I’ll take you back a few years to a barn I worked at with a wide variety of horse breeds. During these years I had no idea of the magnitude of horses’ awareness to others and themselves. Like most people, I attributed a horse’s behavior to being “good” or “bad.”
One day, I was cleaning the barn aisle when my manager at the time came barreling through the aisle with a young spitfire of an Arabian. They both jolted through the aisle. I flew back against the wall and the broom came clattering down on the ground. I thought WOAH what in the world is going on with that horse? The barn manager pushed that Arabian in the stall with all her might, yelling every curse word under the sun. I thought, “jeez is he really that bad?” The barn manager came huffing back to me, exasperated, “you have your hands full Erin, that is one stubborn, rude horse!” She walked back to her car, slammed the door and drove away. I stood there in complete shock. Immediately, in my mind I put together “that is a bad horse.” I not only labeled this horse as bad, I put a negative expectation on the horse that it would be a fight every time we worked together. (Now, it makes me feel guilty thinking of the mindset I had then. Oh how I wish I had more grace… more patience towards that terrified Arabian! He was just trying to communicate his fears.)

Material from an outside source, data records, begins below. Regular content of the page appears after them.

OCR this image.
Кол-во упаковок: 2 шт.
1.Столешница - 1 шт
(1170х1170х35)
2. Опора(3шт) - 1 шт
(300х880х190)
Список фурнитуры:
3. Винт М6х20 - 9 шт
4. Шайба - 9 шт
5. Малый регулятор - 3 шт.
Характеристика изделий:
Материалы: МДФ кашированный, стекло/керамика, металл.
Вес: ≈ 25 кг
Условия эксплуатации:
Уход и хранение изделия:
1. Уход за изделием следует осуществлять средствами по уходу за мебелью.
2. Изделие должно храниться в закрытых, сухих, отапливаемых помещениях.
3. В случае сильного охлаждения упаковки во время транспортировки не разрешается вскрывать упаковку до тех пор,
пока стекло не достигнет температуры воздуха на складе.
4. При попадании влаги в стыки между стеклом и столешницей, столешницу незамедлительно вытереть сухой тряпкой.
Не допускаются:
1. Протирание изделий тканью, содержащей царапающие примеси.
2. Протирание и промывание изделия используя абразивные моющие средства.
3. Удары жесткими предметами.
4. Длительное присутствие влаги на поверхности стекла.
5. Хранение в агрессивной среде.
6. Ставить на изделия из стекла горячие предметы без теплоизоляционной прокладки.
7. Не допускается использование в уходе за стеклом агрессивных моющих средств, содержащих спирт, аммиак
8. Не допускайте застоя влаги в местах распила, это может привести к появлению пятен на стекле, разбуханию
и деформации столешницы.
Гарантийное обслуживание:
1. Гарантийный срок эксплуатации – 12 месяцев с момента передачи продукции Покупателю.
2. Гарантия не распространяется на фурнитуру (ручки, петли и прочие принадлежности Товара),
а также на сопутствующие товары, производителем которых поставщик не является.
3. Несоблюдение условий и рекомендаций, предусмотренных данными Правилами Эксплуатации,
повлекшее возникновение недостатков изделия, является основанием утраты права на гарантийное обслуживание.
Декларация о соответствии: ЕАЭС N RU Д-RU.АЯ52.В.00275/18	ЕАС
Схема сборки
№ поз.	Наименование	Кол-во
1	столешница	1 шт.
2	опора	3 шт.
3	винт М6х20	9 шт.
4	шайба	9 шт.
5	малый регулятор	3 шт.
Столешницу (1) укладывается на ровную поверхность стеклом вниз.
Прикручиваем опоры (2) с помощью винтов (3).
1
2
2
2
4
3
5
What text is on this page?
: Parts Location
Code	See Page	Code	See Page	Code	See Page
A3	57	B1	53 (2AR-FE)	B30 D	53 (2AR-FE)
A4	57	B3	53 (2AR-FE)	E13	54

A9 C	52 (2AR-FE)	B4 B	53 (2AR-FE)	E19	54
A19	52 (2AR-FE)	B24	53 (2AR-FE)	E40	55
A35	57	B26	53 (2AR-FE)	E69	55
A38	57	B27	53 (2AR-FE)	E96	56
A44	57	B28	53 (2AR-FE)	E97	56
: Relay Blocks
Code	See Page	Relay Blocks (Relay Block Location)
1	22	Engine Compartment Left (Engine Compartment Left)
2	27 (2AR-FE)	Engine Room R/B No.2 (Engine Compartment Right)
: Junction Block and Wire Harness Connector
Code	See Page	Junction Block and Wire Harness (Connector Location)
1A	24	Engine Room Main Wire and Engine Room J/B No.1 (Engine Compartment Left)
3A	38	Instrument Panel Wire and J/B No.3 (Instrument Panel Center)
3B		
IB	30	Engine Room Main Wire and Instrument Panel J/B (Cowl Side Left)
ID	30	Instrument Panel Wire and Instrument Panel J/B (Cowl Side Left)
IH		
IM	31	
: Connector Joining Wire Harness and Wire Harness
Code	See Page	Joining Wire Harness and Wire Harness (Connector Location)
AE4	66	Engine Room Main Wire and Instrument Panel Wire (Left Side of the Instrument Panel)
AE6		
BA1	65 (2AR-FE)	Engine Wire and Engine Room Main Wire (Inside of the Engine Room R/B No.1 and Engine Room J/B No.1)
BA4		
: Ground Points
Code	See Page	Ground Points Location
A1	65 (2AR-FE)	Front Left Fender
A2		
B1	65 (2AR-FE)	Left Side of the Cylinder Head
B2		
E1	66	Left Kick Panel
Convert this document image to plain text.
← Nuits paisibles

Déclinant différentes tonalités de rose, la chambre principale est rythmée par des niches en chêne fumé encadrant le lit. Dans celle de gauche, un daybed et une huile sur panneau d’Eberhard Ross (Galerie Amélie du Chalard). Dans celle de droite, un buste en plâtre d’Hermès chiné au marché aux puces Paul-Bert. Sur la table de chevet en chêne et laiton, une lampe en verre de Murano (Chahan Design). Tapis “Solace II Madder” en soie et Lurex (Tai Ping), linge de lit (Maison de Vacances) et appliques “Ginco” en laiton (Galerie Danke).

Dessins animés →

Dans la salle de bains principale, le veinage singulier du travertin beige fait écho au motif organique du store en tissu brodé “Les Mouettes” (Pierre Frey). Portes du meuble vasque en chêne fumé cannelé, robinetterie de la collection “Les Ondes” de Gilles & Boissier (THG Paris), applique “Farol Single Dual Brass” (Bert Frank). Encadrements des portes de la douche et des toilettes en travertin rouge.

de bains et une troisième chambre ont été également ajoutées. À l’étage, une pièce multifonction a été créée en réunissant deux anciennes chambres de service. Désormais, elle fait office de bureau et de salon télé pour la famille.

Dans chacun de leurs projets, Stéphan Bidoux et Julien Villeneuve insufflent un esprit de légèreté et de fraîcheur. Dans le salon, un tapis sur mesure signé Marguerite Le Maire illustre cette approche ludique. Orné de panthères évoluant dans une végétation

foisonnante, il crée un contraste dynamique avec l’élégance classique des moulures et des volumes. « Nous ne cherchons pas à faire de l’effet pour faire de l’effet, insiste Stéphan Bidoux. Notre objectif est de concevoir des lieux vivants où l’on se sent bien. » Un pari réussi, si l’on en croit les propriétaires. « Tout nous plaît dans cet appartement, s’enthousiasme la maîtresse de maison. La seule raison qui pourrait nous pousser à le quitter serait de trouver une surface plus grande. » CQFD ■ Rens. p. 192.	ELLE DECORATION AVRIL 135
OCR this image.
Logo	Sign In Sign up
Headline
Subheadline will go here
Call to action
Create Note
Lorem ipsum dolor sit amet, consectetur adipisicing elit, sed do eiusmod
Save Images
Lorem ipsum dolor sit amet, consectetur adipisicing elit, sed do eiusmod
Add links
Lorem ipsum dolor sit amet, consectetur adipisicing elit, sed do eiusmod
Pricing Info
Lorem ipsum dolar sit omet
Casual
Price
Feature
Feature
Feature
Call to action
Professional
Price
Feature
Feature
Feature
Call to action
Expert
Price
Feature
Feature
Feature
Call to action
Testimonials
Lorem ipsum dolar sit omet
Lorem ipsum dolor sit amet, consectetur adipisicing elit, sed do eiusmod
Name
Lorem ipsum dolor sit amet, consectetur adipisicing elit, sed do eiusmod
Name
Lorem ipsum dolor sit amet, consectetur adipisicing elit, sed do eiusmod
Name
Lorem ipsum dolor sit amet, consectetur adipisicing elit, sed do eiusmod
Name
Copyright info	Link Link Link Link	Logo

So every morning, that Arabian and I wrestled. I always saved taking him out to pasture last because I put the expectation in my mind that it would always be a fight. I would get done with every other chore first – meanwhile my body got more tense, and my anxiety increased about what was about to happen. I walked right up to that Arabian about to “show him who’s boss,” demanding he listen to me. Every time, we fought each other to get to his pasture. He ran into me, biting, kicking… and I pushed back, yelling at him to get away.
And you know how I felt after I got him in the pasture? I didn’t feel good. I didn’t feel accomplished. I felt icky, disgusting, mean. Sitting in those feelings made me end the workday harshly. It put me in a tunnel-vision mindset where I only saw and felt the negative. I was aware of the emotions, but because they felt so bad I tried to ignore them. Inevitably, ignoring those emotions did not work. The emotions waited for me and would surface in stressful days, whether that was through having a shorter fuse and yelling, or not wanting to get out of bed.
One morning, I decided to play music during my chores. It was country, but the slow, melodic country that you can dance around the kitchen to. It was one of my final days at work and the Arabian and I had our usual routine ahead of us. However, this time, the Arabian wasn’t dancing around his stall in anxiety. He was calm, eyes relaxed, head low, ears slightly twitching, watching me. I listened to him breathing for a while, opened the door and began to pet him. I moved slower than before. I allowed him to slowly put his head in the halter and with my phone playing music in my pocket, we calmly walked to the pasture. It was the best walk we had together.